This repository contains exercises and a project developed during the course Methods of Advanced Data Engineering in winter semester 2023/2024 of the Master Programme AI at FAU (Friedrich-Alexander-Universität Erlangen-Nürnberg).
The BRFC - Behavior risk factors & cancer project relates data of a nation wide study in the United States
BRFSS Behavioral Risk Factor Surveillance System
and cancer data of the
GDC - Genomic Data Commons
which is a research program of the National Cancer Institute (NCI) in the United States.
The hypotheses for this project are:
(1) Behavioural risk factors are influencing the chance to develop cancer.
(2) Behavioural risk factors are influencing the chance of mutation(s) in genes which are related to obesity.
The report supports both hypotheses. A classification is done on the final report to classify whether there are certain mutations in genes related to obesity combining both data sources.
For more information, see the
Exercises were submitted during the couse and stored within the exercise folder. These exercises were implemented in python or jayvee as an introduction to the project development.

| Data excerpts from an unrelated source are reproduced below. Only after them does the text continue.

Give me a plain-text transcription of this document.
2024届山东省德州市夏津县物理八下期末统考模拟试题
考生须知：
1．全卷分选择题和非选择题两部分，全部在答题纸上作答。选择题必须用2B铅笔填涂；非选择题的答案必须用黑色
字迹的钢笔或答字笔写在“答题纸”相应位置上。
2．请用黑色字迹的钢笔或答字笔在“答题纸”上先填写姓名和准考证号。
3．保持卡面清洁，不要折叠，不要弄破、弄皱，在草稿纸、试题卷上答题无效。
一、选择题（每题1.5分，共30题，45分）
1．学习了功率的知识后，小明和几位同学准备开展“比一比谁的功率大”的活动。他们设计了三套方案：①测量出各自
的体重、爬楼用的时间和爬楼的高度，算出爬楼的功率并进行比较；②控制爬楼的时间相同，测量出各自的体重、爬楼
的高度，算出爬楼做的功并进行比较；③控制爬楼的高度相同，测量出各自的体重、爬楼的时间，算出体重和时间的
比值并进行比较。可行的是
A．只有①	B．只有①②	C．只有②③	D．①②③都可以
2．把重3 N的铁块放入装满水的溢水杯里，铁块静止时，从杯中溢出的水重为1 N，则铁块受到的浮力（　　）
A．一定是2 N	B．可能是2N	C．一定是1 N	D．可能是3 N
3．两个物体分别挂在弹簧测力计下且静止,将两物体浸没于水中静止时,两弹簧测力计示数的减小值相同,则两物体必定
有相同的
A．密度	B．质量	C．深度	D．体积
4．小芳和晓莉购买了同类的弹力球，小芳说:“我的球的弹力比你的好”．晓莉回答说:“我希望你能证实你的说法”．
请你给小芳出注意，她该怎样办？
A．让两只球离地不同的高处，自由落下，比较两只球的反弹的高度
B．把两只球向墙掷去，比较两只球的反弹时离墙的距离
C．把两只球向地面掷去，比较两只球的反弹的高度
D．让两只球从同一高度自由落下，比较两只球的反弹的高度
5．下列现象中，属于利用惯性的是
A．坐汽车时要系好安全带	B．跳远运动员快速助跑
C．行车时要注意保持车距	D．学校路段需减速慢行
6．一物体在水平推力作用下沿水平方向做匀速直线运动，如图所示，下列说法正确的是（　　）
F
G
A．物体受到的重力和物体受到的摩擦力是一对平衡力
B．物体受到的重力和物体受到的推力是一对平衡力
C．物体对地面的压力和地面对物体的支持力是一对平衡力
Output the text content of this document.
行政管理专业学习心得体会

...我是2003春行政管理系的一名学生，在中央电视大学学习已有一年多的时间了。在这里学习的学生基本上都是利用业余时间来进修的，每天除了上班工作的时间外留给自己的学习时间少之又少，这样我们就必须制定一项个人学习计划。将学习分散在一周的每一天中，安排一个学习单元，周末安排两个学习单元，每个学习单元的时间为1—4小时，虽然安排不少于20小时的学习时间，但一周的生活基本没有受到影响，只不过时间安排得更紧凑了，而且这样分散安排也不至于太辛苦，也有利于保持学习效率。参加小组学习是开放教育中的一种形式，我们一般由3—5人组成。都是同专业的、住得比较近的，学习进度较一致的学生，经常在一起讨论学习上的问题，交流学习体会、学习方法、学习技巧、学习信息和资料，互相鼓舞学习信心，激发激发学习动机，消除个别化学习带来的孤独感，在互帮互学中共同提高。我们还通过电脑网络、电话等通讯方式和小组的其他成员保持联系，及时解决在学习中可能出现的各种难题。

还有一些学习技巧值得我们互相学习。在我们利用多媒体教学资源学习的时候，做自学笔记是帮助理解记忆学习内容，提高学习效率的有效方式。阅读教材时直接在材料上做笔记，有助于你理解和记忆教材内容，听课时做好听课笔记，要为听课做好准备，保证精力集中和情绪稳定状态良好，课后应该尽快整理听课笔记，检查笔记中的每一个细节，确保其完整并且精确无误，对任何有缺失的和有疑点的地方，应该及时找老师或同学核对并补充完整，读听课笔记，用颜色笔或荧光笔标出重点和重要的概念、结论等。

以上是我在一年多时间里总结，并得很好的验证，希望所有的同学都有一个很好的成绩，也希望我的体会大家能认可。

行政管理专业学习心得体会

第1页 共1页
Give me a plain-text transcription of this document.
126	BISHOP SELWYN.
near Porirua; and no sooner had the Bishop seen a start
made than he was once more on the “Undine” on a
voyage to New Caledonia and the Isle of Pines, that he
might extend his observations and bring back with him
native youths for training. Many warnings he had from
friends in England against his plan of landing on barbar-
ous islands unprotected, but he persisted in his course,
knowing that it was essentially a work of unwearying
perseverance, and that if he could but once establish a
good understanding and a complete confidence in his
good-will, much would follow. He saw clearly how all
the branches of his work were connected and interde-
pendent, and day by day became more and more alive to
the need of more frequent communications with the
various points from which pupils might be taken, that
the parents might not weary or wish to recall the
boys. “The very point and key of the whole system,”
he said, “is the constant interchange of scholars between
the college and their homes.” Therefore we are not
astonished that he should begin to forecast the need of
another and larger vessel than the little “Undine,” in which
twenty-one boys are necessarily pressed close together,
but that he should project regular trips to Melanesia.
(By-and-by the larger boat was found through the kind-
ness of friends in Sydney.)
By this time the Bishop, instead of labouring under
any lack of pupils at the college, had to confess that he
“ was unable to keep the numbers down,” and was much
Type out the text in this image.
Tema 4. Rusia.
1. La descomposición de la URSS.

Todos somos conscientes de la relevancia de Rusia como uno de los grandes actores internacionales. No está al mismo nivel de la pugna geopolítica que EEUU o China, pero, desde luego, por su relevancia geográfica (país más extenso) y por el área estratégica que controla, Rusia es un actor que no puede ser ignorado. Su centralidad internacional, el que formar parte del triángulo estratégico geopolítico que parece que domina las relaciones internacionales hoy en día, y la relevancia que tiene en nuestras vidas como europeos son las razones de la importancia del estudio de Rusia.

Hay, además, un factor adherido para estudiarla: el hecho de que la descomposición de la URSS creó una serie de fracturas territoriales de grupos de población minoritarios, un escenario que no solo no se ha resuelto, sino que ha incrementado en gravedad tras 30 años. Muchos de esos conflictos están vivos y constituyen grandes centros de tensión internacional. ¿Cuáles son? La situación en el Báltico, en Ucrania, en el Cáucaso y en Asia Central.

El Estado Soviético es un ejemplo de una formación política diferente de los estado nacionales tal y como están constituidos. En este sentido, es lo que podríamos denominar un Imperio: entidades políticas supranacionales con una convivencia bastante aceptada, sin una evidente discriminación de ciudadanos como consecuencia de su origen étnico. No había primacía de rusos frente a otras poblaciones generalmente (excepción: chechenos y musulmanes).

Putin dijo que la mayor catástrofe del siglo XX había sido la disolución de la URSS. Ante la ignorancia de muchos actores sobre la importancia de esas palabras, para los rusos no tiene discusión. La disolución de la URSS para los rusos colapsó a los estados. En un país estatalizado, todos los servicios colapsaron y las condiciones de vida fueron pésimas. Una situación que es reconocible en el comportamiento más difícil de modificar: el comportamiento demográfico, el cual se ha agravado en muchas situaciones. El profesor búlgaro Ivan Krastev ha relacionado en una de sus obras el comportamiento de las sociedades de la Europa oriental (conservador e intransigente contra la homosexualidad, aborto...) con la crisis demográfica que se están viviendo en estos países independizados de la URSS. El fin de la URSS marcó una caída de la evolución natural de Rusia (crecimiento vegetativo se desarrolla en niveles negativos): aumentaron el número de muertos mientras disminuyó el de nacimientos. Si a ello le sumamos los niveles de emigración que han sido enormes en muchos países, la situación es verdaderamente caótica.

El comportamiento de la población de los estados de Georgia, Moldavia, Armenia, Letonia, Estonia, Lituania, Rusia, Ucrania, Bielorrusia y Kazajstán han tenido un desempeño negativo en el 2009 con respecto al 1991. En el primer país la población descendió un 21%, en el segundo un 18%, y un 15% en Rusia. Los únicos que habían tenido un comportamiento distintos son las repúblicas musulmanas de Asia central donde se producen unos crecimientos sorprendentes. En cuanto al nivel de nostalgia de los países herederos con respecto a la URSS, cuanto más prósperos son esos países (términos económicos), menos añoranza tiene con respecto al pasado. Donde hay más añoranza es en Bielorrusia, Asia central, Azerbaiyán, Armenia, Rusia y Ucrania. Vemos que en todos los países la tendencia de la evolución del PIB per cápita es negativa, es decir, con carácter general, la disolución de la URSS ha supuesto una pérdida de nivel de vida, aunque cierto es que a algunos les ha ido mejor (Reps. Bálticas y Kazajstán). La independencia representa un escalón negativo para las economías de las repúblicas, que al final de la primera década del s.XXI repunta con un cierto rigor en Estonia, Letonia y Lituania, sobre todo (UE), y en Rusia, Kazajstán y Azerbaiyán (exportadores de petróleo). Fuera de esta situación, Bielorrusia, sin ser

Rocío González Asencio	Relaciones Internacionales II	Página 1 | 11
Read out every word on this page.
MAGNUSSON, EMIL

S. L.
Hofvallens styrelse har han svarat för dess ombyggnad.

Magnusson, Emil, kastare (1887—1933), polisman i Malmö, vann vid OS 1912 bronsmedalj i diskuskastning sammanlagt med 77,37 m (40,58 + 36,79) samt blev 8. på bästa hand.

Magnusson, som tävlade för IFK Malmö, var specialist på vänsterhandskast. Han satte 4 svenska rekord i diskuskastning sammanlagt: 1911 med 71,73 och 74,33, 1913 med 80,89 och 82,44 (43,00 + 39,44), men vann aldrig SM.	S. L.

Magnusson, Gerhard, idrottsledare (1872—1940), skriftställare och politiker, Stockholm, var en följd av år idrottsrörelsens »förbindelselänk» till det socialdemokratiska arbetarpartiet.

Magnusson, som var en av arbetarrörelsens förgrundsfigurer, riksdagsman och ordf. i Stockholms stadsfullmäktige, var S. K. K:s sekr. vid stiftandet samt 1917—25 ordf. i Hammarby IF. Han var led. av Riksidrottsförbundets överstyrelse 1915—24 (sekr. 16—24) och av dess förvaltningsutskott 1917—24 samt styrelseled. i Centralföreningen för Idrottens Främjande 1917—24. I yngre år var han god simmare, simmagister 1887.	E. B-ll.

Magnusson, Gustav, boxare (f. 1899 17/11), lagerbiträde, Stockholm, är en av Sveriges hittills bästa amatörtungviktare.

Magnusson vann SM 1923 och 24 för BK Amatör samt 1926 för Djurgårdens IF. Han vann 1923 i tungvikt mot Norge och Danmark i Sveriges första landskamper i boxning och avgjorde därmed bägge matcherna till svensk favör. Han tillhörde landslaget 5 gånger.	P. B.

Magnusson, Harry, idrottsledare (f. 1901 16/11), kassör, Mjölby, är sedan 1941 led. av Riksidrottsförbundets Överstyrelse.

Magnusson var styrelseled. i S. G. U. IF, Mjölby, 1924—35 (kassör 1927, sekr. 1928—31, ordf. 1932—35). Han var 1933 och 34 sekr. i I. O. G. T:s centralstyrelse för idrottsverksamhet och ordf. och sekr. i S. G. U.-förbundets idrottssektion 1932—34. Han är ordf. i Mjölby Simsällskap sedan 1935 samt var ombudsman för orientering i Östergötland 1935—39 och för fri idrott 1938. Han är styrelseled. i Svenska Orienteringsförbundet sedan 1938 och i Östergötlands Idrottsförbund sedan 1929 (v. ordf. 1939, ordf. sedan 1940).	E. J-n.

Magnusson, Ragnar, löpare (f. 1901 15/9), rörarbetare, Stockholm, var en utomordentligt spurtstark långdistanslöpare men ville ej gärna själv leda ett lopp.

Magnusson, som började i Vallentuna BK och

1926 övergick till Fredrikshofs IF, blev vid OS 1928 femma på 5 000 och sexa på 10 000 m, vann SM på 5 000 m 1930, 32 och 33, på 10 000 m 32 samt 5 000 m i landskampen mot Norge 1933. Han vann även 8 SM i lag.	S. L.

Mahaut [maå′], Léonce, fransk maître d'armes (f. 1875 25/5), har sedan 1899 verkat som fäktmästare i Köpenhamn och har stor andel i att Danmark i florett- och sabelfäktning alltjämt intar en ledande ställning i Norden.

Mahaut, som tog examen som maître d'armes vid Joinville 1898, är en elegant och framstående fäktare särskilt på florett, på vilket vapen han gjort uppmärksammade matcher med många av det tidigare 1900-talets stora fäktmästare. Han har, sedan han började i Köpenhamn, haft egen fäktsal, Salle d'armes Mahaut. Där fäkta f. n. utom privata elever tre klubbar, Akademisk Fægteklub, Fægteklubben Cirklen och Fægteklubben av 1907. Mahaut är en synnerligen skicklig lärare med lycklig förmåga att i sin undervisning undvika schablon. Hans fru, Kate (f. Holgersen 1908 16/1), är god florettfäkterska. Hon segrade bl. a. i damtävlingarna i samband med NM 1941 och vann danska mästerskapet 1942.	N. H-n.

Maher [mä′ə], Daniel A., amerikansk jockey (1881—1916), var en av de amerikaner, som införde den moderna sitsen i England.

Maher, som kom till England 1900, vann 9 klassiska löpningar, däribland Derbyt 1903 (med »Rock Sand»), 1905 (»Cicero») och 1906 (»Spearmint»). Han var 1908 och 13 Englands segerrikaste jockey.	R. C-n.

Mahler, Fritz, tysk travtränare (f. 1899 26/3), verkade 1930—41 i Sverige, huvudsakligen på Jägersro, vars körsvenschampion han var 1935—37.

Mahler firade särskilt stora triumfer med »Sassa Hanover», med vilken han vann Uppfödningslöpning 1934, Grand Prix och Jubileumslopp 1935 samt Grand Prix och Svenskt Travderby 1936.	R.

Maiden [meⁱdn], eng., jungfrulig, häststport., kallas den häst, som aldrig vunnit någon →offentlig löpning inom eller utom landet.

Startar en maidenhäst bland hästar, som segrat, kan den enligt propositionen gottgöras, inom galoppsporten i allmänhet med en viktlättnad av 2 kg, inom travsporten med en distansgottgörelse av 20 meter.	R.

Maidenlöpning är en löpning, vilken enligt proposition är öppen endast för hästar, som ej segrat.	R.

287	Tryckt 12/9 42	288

In order to choose the correct environment for either the exercises or the project, two files are located in the repositories root:
- made_exercise_environment.yml: to setup the environment for the exercies
- made_project_environment.yml: to setup the environment for the project
These files can be used to automatically instantiate an environment with Anaconda.
As a suggestion, the environment can be setup with VSCode which neatly integrates Anaconda, Jayvee and Jupyter notebooks with the Jupyter extension.
Furthermore, the package for building and running Jayvee is installed via NodeJs (see package.json). You can run the BRFSS data pipeline by
npm install
"../node_modules/.bin/jv" data/brfss.jv
This way you do not have to install any tool manually and everything can be automated.